Most Common Natural Disasters
Volcanoes are formations of molten rock with an opening where magma comes out, they are shaped like a hill or mountain due to the accumulation of layers of lava and ash.
There are two types of volcanoes: inactive ones that have had no activity for thousands of years or have erupted only once, and active ones that have stages of activity interrupted by variable periods of time.
In order to inform the different levels of danger of the volcanic activity there is a mechanism of the National System of Protection called volcanic alert traffic light.
The color green means that you can perform everyday activities normally.
Yellow indicates that you should be alert to information shared by authorities.
The color red is used as an alarm signal, telling people to take shelter in safe spaces.
Cyclones are abnormal concentrations of low air pressure clouds with winds converging at high speeds in an anti-clockwise direction.
They cause damage such as: rain, wind, wave and storm tide discharges.

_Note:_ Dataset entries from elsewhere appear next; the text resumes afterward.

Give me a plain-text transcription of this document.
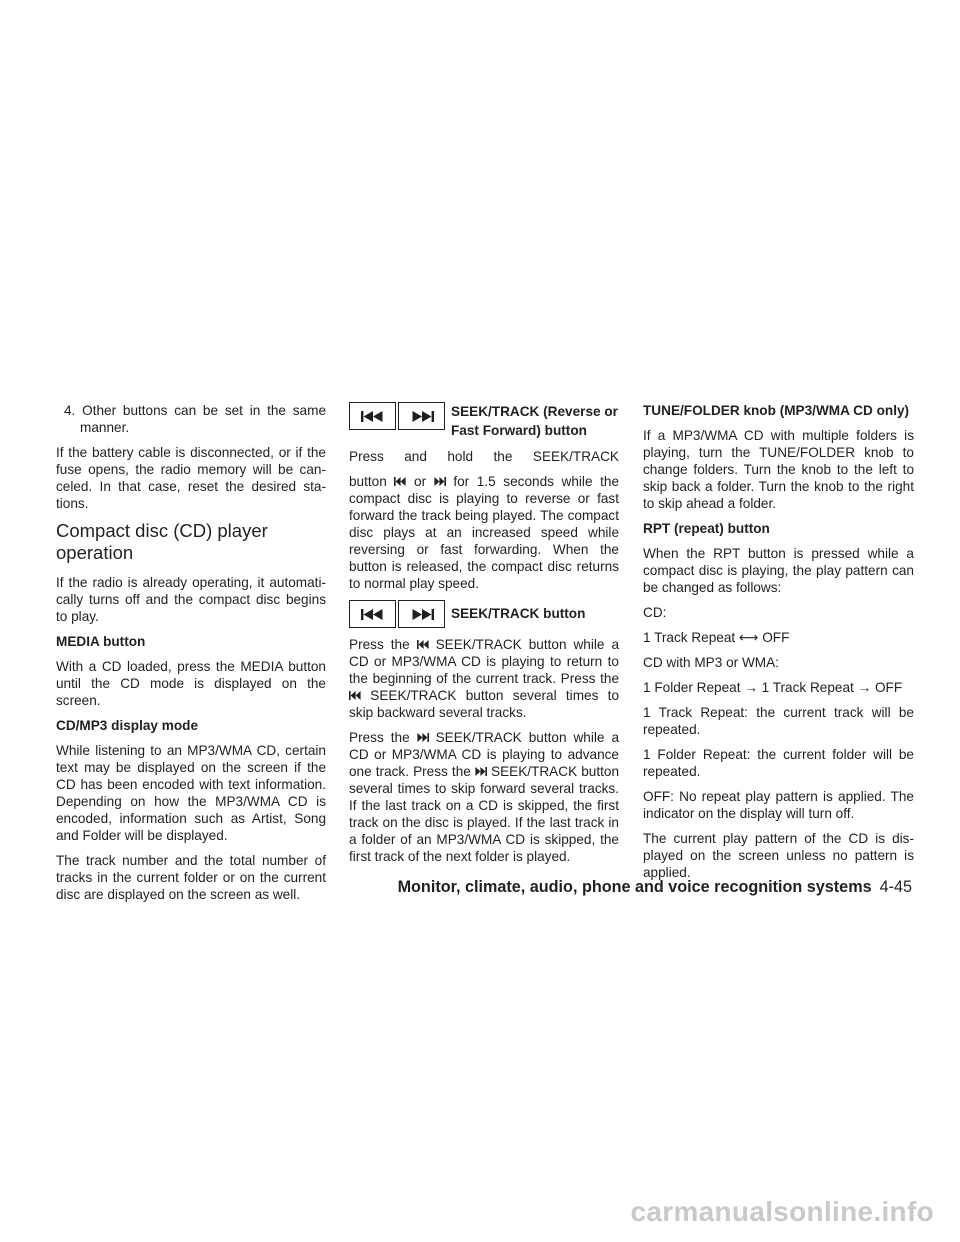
4. Other buttons can be set in the same manner.

If the battery cable is disconnected, or if the fuse opens, the radio memory will be canceled. In that case, reset the desired stations.

Compact disc (CD) player operation

If the radio is already operating, it automatically turns off and the compact disc begins to play.

MEDIA button

With a CD loaded, press the MEDIA button until the CD mode is displayed on the screen.

CD/MP3 display mode

While listening to an MP3/WMA CD, certain text may be displayed on the screen if the CD has been encoded with text information. Depending on how the MP3/WMA CD is encoded, information such as Artist, Song and Folder will be displayed.

The track number and the total number of tracks in the current folder or on the current disc are displayed on the screen as well.

SEEK/TRACK (Reverse or Fast Forward) button

Press and hold the SEEK/TRACK

button or for 1.5 seconds while the compact disc is playing to reverse or fast forward the track being played. The compact disc plays at an increased speed while reversing or fast forwarding. When the button is released, the compact disc returns to normal play speed.

SEEK/TRACK button

Press the SEEK/TRACK button while a CD or MP3/WMA CD is playing to return to the beginning of the current track. Press the  SEEK/TRACK button several times to skip backward several tracks.

Press the SEEK/TRACK button while a CD or MP3/WMA CD is playing to advance one track. Press the SEEK/TRACK button several times to skip forward several tracks. If the last track on a CD is skipped, the first track on the disc is played. If the last track in a folder of an MP3/WMA CD is skipped, the first track of the next folder is played.

TUNE/FOLDER knob (MP3/WMA CD only)

If a MP3/WMA CD with multiple folders is playing, turn the TUNE/FOLDER knob to change folders. Turn the knob to the left to skip back a folder. Turn the knob to the right to skip ahead a folder.

RPT (repeat) button

When the RPT button is pressed while a compact disc is playing, the play pattern can be changed as follows:

CD:

1 Track Repeat ⟷ OFF

CD with MP3 or WMA:

1 Folder Repeat → 1 Track Repeat → OFF

1 Track Repeat: the current track will be repeated.

1 Folder Repeat: the current folder will be repeated.

OFF: No repeat play pattern is applied. The indicator on the display will turn off.

The current play pattern of the CD is displayed on the screen unless no pattern is applied.

Monitor, climate, audio, phone and voice recognition systems 4-45
carmanualsonline.info
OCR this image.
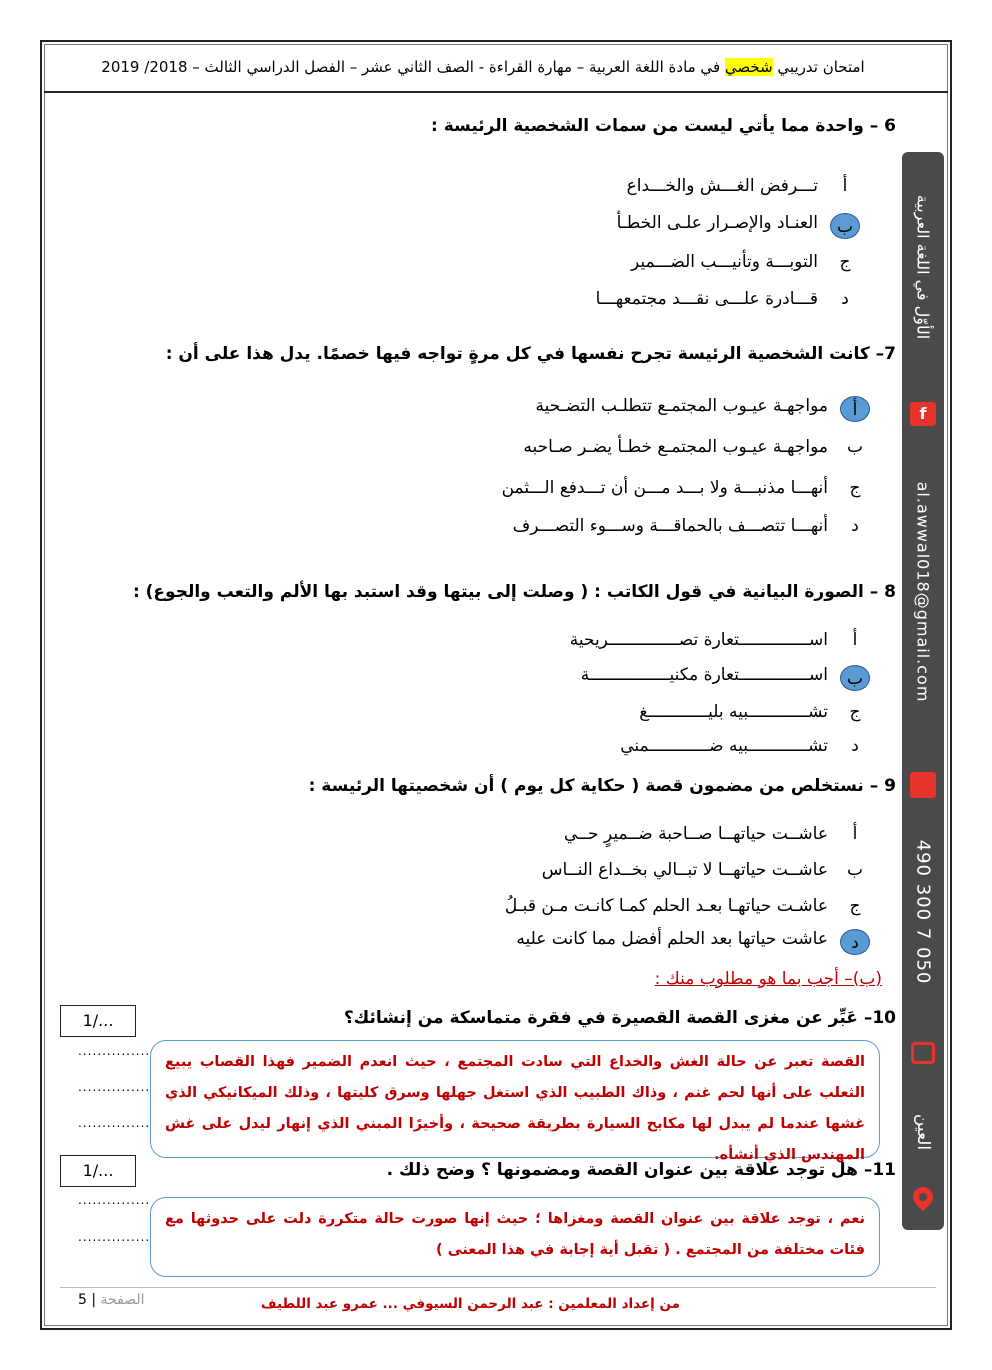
امتحان تدريبي شخصي في مادة اللغة العربية – مهارة القراءة - الصف الثاني عشر – الفصل الدراسي الثالث – 2018/ 2019
6 – واحدة مما يأتي ليست من سمات الشخصية الرئيسة :
أ
تـــرفض الغـــش والخـــداع
ب
العنـاد والإصـرار علـى الخطـأ
ج
التوبـــة وتأنيـــب الضـــمير
د
قـــادرة علـــى نقـــد مجتمعهـــا
7– كانت الشخصية الرئيسة تجرح نفسها في كل مرةٍ تواجه فيها خصمًا. يدل هذا على أن :
أ
مواجهـة عيـوب المجتمـع تتطلـب التضـحية
ب
مواجهـة عيـوب المجتمـع خطـأ يضـر صـاحبه
ج
أنهـــا مذنبـــة ولا بـــد مـــن أن تـــدفع الـــثمن
د
أنهـــا تتصـــف بالحماقـــة وســـوء التصـــرف
8 – الصورة البيانية في قول الكاتب : ( وصلت إلى بيتها وقد استبد بها الألم والتعب والجوع) :
أ
اســــــــــــــتعارة تصــــــــــــــريحية
ب
اســــــــــــــتعارة مكنيــــــــــــــــة
ج
تشــــــــــــبيه بليــــــــــــغ
د
تشــــــــــــبيه ضــــــــــــمني
9 – نستخلص من مضمون قصة ( حكاية كل يوم ) أن شخصيتها الرئيسة :
أ
عاشــت حياتهــا صــاحبة ضــميرٍ حــي
ب
عاشــت حياتهــا لا تبــالي بخــداع النــاس
ج
عاشـت حياتهـا بعـد الحلم كمـا كانـت مـن قبـلُ
د
عاشت حياتها بعد الحلم أفضل مما كانت عليه
(ب)– أجب بما هو مطلوب منك :
10– عَبِّر عن مغزى القصة القصيرة في فقرة متماسكة من إنشائك؟
1/...
...............
...............
...............
القصة تعبر عن حالة الغش والخداع التي سادت المجتمع ، حيث انعدم الضمير فهذا القصاب يبيع الثعلب على أنها لحم غنم ، وذاك الطبيب الذي استغل جهلها وسرق كليتها ، وذلك الميكانيكي الذي غشها عندما لم يبدل لها مكابح السيارة بطريقة صحيحة ، وأخيرًا المبني الذي إنهار ليدل على غش المهندس الذي أنشأه.
11– هل توجد علاقة بين عنوان القصة ومضمونها ؟ وضح ذلك .
1/...
...............
...............
نعم ، توجد علاقة بين عنوان القصة ومغزاها ؛ حيث إنها صورت حالة متكررة دلت على حدوثها مع فئات مختلفة من المجتمع . ( تقبل أية إجابة في هذا المعنى )
الأوّل في اللغة العربية
f
al.awwal018@gmail.com
050 7 300 490
العين
الصفحة | 5	من إعداد المعلمين : عبد الرحمن السيوفي ... عمرو عبد اللطيف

Another characteristic of cyclones is related to the strength of their winds, according to which they are classified as
- Tropical depression.
- Tropical Storm
These phenomena are predictable and thanks to the Early Warning System the population at risk is informed in a timely manner of the presence of any of these phenomena.
The Early Warning System includes 5 phases that will allow for mass communication to reduce fear in the population, these are
- Warning: this is emitted when it detects the presence of the event.
- Warning: this is emitted when the detected phenomenon may cause damage and the possible trajectory and area of affectation is indicated.
- Emergency: it spreads when the phenomenon is approaching, at this moment we take action to evacuate if the authorities consider it.
- Alarm: it is transmitted when the phenomenon is affecting the communities. At that time, the population must be sheltered in safe spaces.
- Attention to the contingency: in this phase the authorities inform about the situation and the measures that the population must follow.
Floods caused by rainfall
Flooding caused by rain or stormwater flooding occurs when the drainage capacity of the land is saturated by rainwater
Intense rains can cause floods, torrents or landslides that in some cases can develop for days or minutes.
The danger of flooding lies in the consequences generated by water currents that can carry away stones, logs, hillsides and debris.
Tremors and earthquakes
Tremors and earthquakes are caused by the sudden release of accumulated energy on the tectonic plates.
The magnitude of the earthquake is recorded by using the seismograph through the Richter scale.
It is also possible to measure the intensity of the earthquake, using the Mercalli scale. This scale is recorded using Roman numbers from I to XII.
Natural fires develop large proportions of fire that can cause damage and loss of life and property.
Fires can occur instantaneously or gradually.
Natural fires occur in materials of an organic nature whose combustion is initiated by embers; this type of fire belongs to the A classification.
Frosts in winter
Winter frosts occur when the air temperature decreases to 0°C or less with respect to the surface of the ground for more than 8 hours.
The aspect of the frosts can vary depending on the type and according to their aspect they are classified in
- White frosts: are formed when air masses are humid, causing condensation and the formation of ice on the surface of plants.
- Black Frost: it develops when the air in the environment is dry, the process of condensation does not occur and no ice forms on the surface of the plants.
During black frosts, crops are damaged and the vegetation is often blackened.